Meyer, who is an intellectual property partner in the Washington, D.C., office of Drinker Biddle & Reath, had an “aha moment” a few years ago when she ran across a book by Lois Frankel: Nice Girls Don’t Get the Corner Office: 101 Unconscious Mistakes Women Make That Sabotage Their Careers. From it, Meyer says, she learned not to smile too much and to make statements rather than ask questions. That way, she avoids playing into stereotyped “female mannerisms that men misread as hesitancy or uncertainty,” explains New York Lawyer (reg. req.), in a story that is reprinted from Legal Times.
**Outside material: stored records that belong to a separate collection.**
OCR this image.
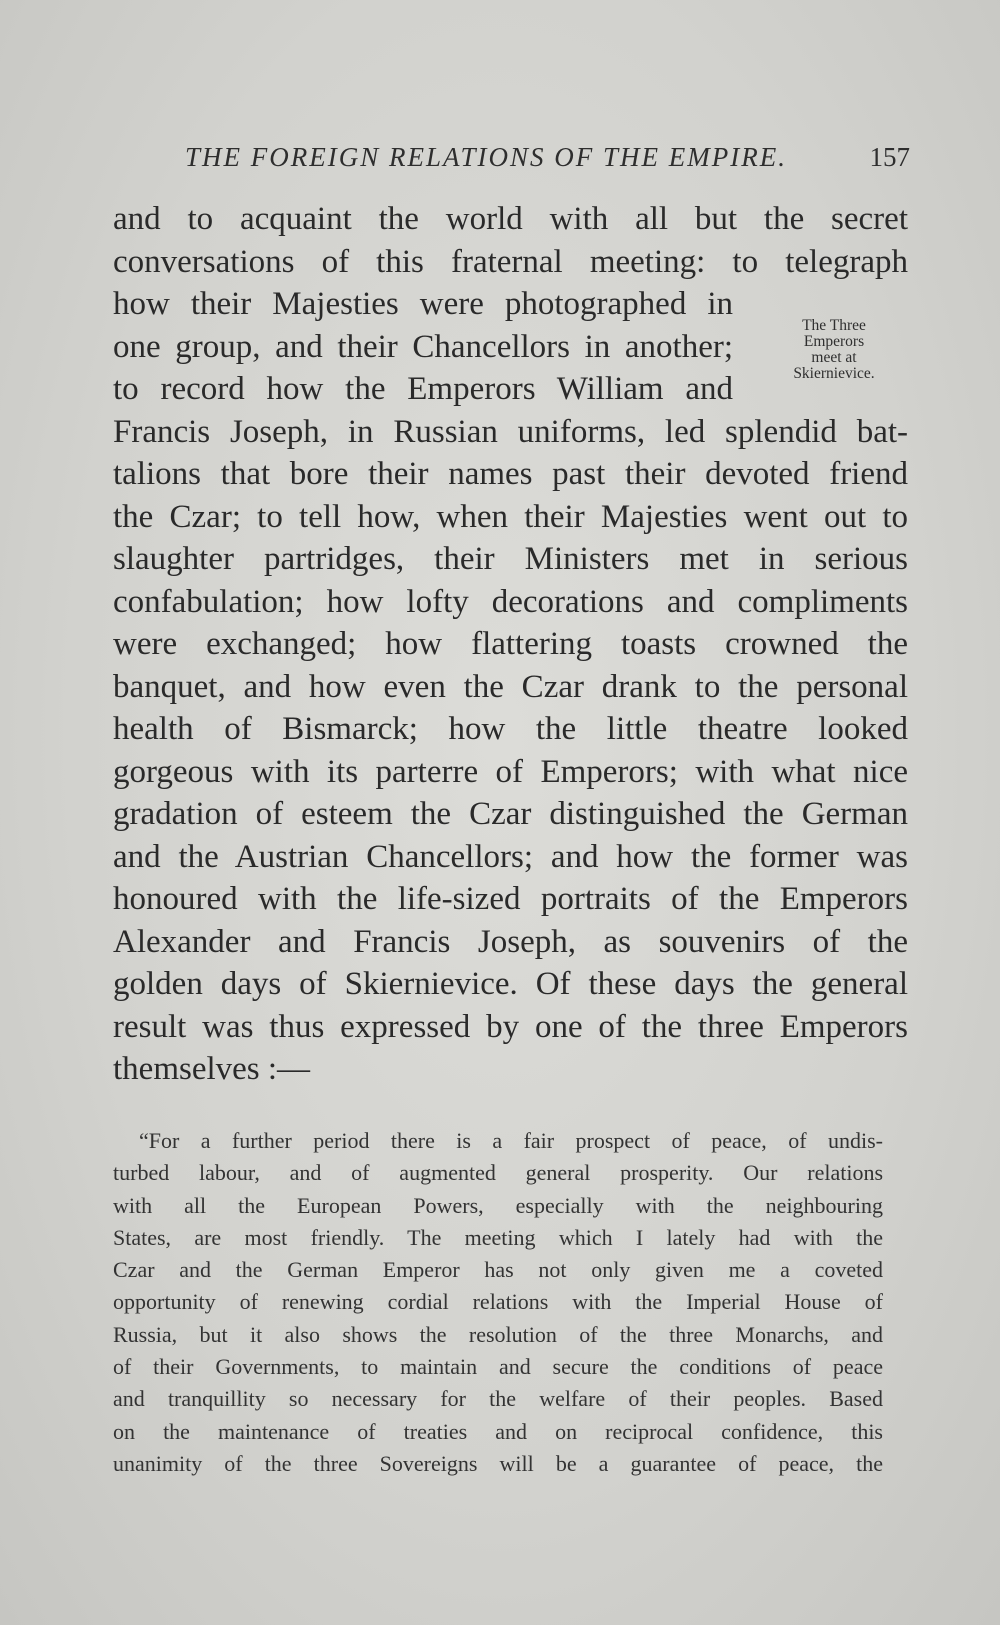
THE FOREIGN RELATIONS OF THE EMPIRE.	157
and to acquaint the world with all but the secret
conversations of this fraternal meeting: to telegraph
how their Majesties were photographed in
one group, and their Chancellors in another;
to record how the Emperors William and
Francis Joseph, in Russian uniforms, led splendid bat-
talions that bore their names past their devoted friend
the Czar; to tell how, when their Majesties went out to
slaughter partridges, their Ministers met in serious
confabulation; how lofty decorations and compliments
were exchanged; how flattering toasts crowned the
banquet, and how even the Czar drank to the personal
health of Bismarck; how the little theatre looked
gorgeous with its parterre of Emperors; with what nice
gradation of esteem the Czar distinguished the German
and the Austrian Chancellors; and how the former was
honoured with the life-sized portraits of the Emperors
Alexander and Francis Joseph, as souvenirs of the
golden days of Skiernievice. Of these days the general
result was thus expressed by one of the three Emperors
themselves :—
The Three
Emperors
meet at
Skiernievice.
“For a further period there is a fair prospect of peace, of undis-
turbed labour, and of augmented general prosperity. Our relations
with all the European Powers, especially with the neighbouring
States, are most friendly. The meeting which I lately had with the
Czar and the German Emperor has not only given me a coveted
opportunity of renewing cordial relations with the Imperial House of
Russia, but it also shows the resolution of the three Monarchs, and
of their Governments, to maintain and secure the conditions of peace
and tranquillity so necessary for the welfare of their peoples. Based
on the maintenance of treaties and on reciprocal confidence, this
unanimity of the three Sovereigns will be a guarantee of peace, the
Since then, she has expanded on the concept by taking courses with a company that teaches lawyers acting techniques to use in the courtroom and elsewhere. Now, Meyer says, when “I’ve got the biggest management part, but I’m the only chick here, I’m going to lower my vocal tone, because guys respect women who speak in a lower tone. And if I have to use a little bit of potty mouth, fine.” For example, she might make a pitch by saying “Look, I’ve worked with the guy—he’s not an asshole.”

Such self-packaging helps women brand themselves as successful professionals, and compete on a level playing field with male lawyers, rather than accepting a secondary role, Meyer says. “We’re all speaking in different dialects, and we don’t know it.”

Responding to critical comments about this post in an interview with ABAJournal.com late Friday afternoon, Meyer says some major aspects of her message have been missed in the brief synopsis of a much lengthier Legal Times article.

Her statements to Legal Times were made concerning a group she founded, the Professional Book Club for Mentoring and Networking of the American Intellectual Property Law Association’s Women in IP Law Committee, she notes. And, rather than pitting women lawyers against male colleagues or creating “a bashing session,” the club–which has men as well as women members–is intended to educate lawyers of both sexes about effective ways to communicate and pursue their careers.

“I’m not saying go be a man,” Meyer says of what she hopes women lawyers will derive from her work. But, she says, when creating a personal brand and and a business plan, a lawyer of either sex benefits by understanding the unwritten rules of the game and “making very conscious decisions about what you want to do.”